Second song “Give Up” is an exhibition of their new, crowd-friendly approach, with a chant-like chorus the likes of which is heard throughout many of the songs. “Beneath The Pride” and “Black Horse” even have a resurgence of Lee’s clean vocals – only heard in small doses in The Burning Sons – which are pulled off brilliantly. Singles “Give Up” and “Deny And Offend” stand out as personal favourites, exhibiting the crux to the sound of this album: big riffs (reminiscent of Gallows‘ prime material) as well as extremely catchy chorus sections that are bound to go down a treat live.

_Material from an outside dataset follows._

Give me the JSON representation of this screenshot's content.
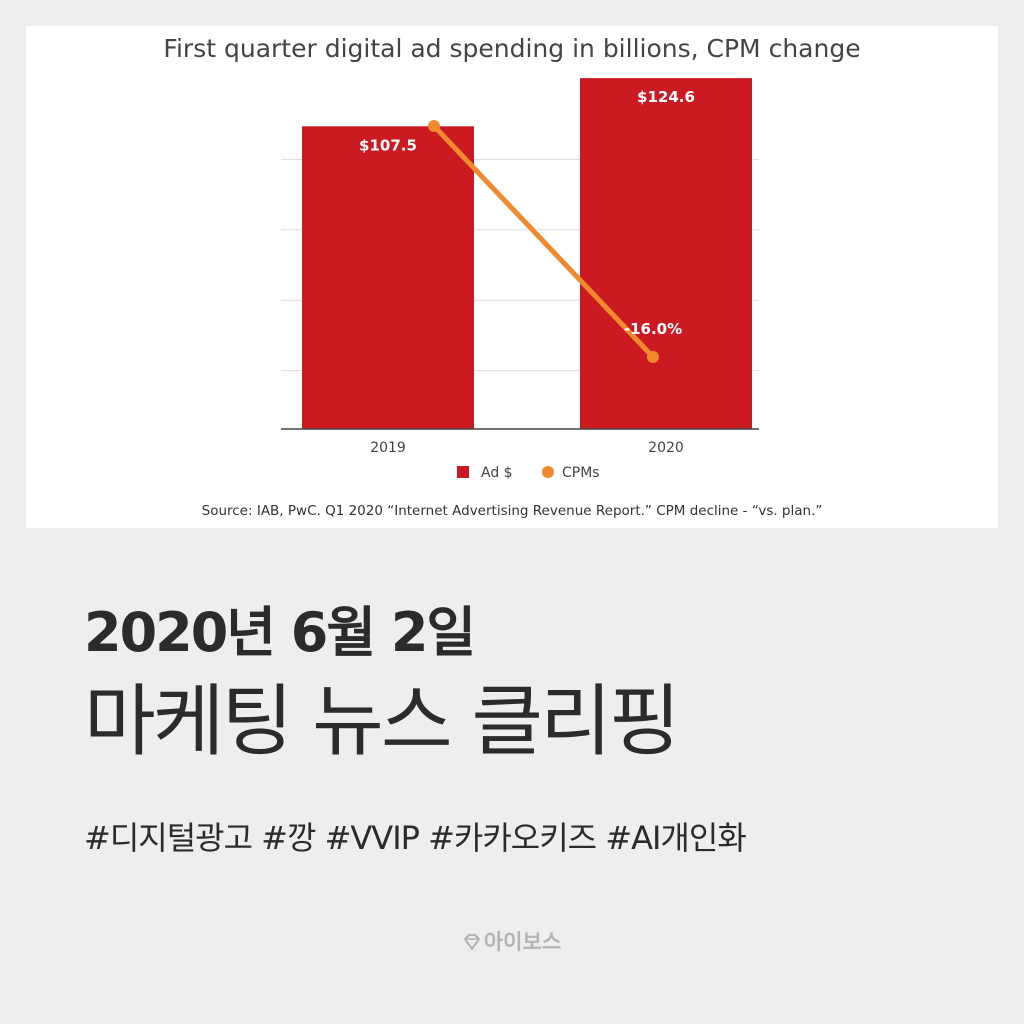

Lyrically, the theme of some form of revolution is hinted at, but in a way possibly overlooked by many of their peers in the scene. Rather than focusing on an upheaval of government/fighting ‘the power’/etc etc, they have looked at the importance of mind set in changing the way in which we live and how the way we think is the cause of the troubles in the world.
The album’s only flaws are in the slight deceleration in energy from the title track onwards, but it’s not an indication of lack of quality – just that to the average listener they may appear as filler after the single heavy first half. The exception comes in form of the closing track “Another Requiem”, with its infectious melodic chorus packing a powerful knockout punch.
So there are not a huge amount of defects to this album; the band have polished over the small faults that held their previous albums back from being more accessible, all the while still being recognisable as Feed The Rhino.
It is always said that a band’s third album will ensure their spot in their scene, and with The Sorrow And The Sound pulling FTR into their own recognisable sound, this album has certainly done that. With their strong touring ethic and explosive live performances they can get far. Expect big things from these lads.